How ageism is inbuilt - research explains our own-age bias

Ageism isn’t anything new, but now we may have a few more clues as to why we have age biases.

Young people may automatically prefer the company of people their own age, as opposed to those who are older. Flinders University researchers have found that our perception of a person’s age and appearance change how we respond to them. Our ‘own-age’ social bias is a process determined by neuronal processes on a low level.

We are still socially conditioned for biases, but there appears to be a subconscious response even to an ambiguous face or figure, researcher and psychology professor Mike Nicholls said. Nicholls said this explains why we would hang around with people our own age when we are young, but old and young when we are older. This creates a difficulty in the workplace, as young people will choose young people out of an inbuilt preferencing system that they are not aware of.

The study was conducted in the United States on adults aged 18 and over and a sample study in another country were shown an image of an ambiguous figure of a woman (the old-young illusion), which can look either old or young depending on what you look at, and asked to accurately guess her age.

Older and younger participants estimated the age as nearer their own.

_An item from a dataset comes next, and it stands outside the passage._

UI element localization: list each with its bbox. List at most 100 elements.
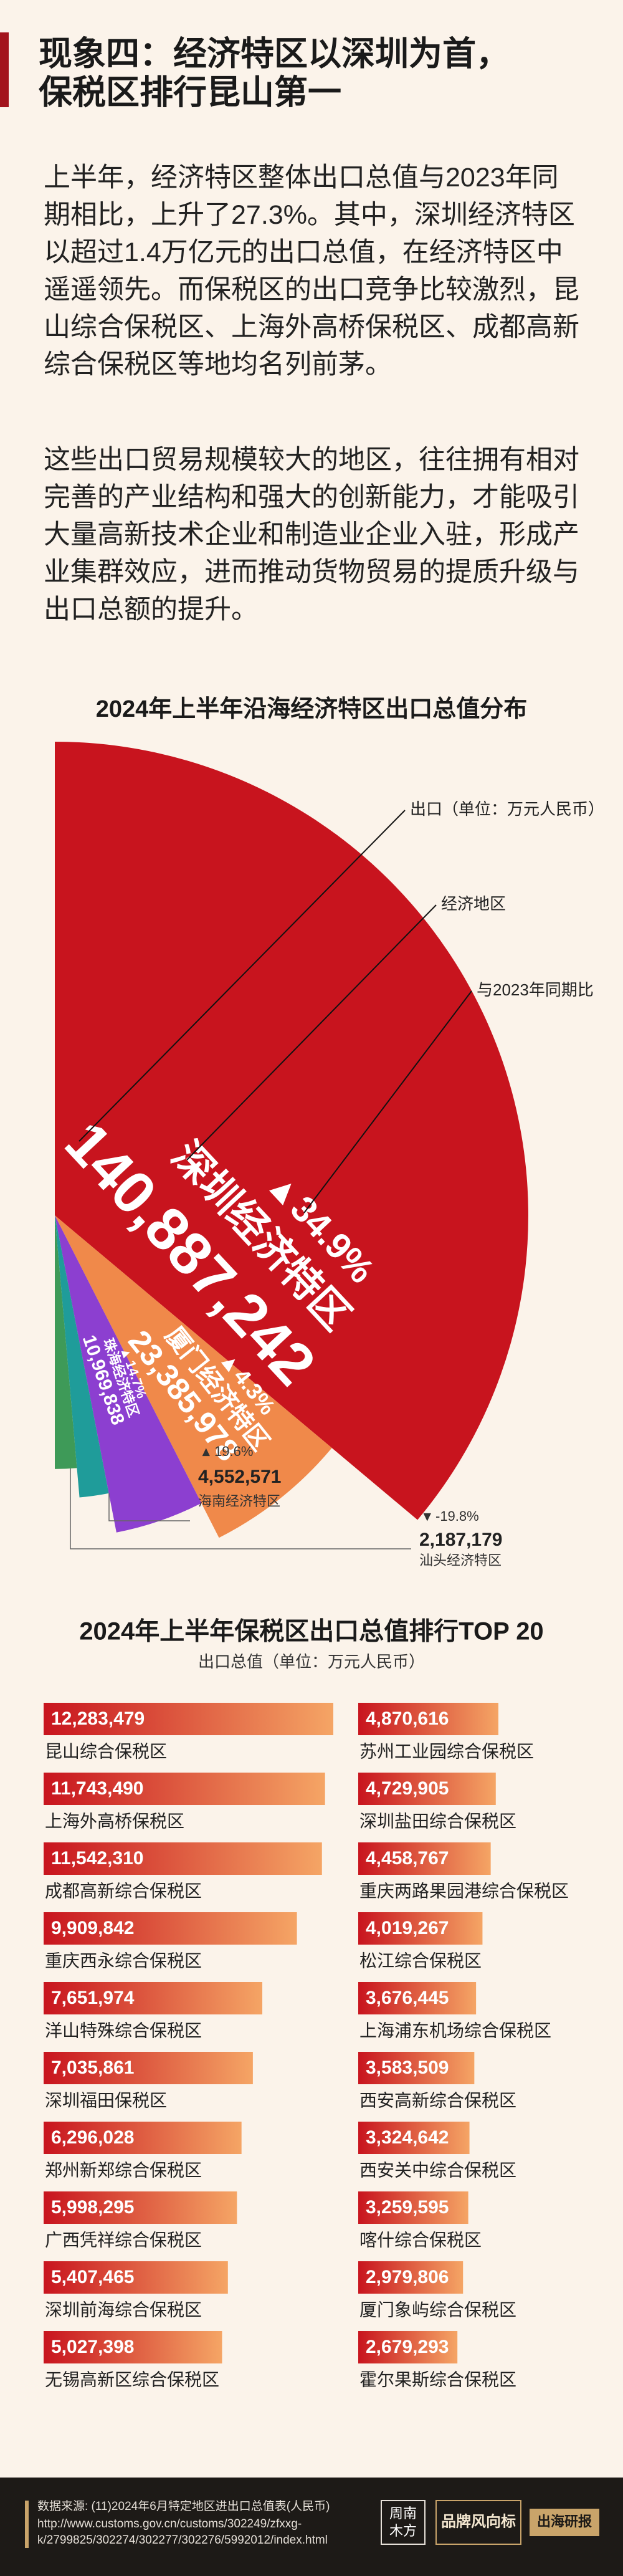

The abstract explains the conclusion of the study as:

“This own-age effect ties in with socio-cultural practices, which are less inclusive towards the elderly.

“The results therefore demonstrate that high-level social group processes have a subconscious effect on the early stages of face processing.“

What this means is that to overcome this unconscious bias, training would be required to overcome it.

 ‘Perception of an ambiguous figure is affected by own-age social biases,’ (2018) by MER Nicholls, O Churches (Flinders University and T Loetscher (University of SA) has been published in Scientific Reports (Nature Publishing Company) Volume 8, Issue 1, 1 December 2018, Article number 12661.